In the meantime, little has changed in what US Secretary of State Condoleezza Rice last week described as the "last true dictatorship in the centre of Europe". The Lukashenko regime has refused to consider the evidence of scientists who have maintained that the affected area in Belarus - about 1.2 million hectares of southern Belarus - is actually spreading as a result of forest fires and dust. Instead, it has consistently maintained that the contaminated area is diminishing as a result of the "natural" breakdown of radio-nuclides, a claim belied by the half-lives of the most prevalent elements, Strontium-90 and Cesium-137, of 29 and 30 years respectively.
Nonetheless, in May 2003, the government cancelled additional payments to around 1.5 million people living in the region on the grounds that the worst of their suffering was over.
Those who take issue with the Lukashenko interpretation take their lives in their hands. Some 30 opponents have disappeared, with scientists particularly vulnerable. Yuri Bandazhevsky, the nuclear scientist and former director of Gomel Medical Institute (in southern Belarus), was one of 18 scientists put on trial in 1999, in his case accused of bribing students, around the same time co-incidentally as he published a study arguing that relatively low doses of Cesium-137 could cause serious pathologies.

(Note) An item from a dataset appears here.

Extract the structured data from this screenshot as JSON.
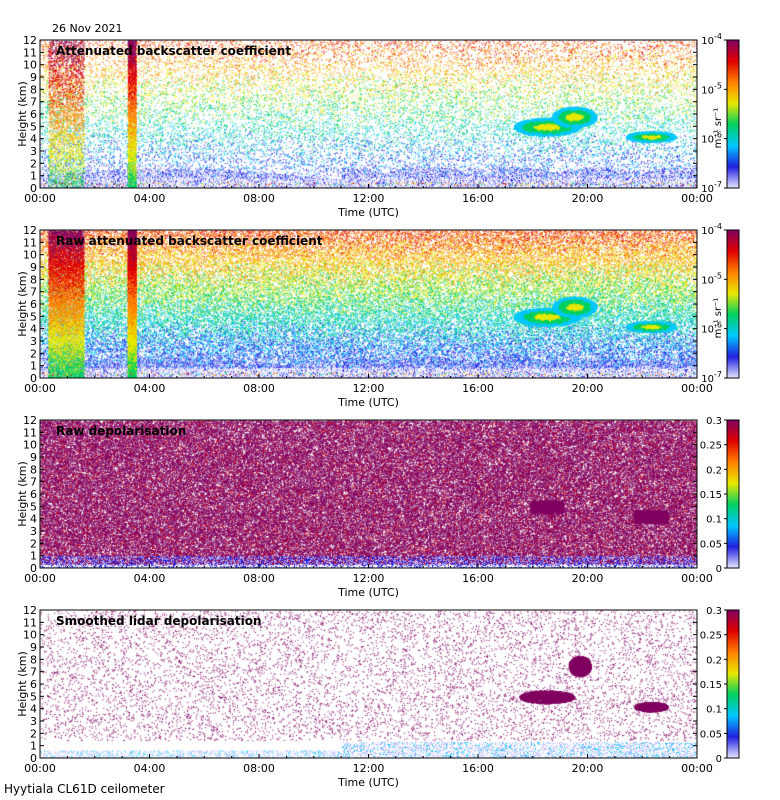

"Bandazhevsky's studies had a significant impact for the long-term impact of the Chernobyl disaster: rather than an improving situation, thehealth picture, in his view, was getting worse," commented Prof David Marples of the Jamestown Foundation. "The scientist's conclusions run counter to the political interpretation adopted by the government, ie that Chernobyl is in the past and that its consequences have been overcome. The reality is that by encouraging communities to reside in highly contaminated regions the regime has exacerbated an already appalling health situation in the republic."
Meanwhile, Bandazhevsky continues to serve a two-year period of "conditional freedom" in a corrective labour settlement, following several years in prison. His health continues to deteriorate. He has been visited by the French and German ambassadors, and the European Parliament has demanded his immediate release. No one seems to expect progress any time soon.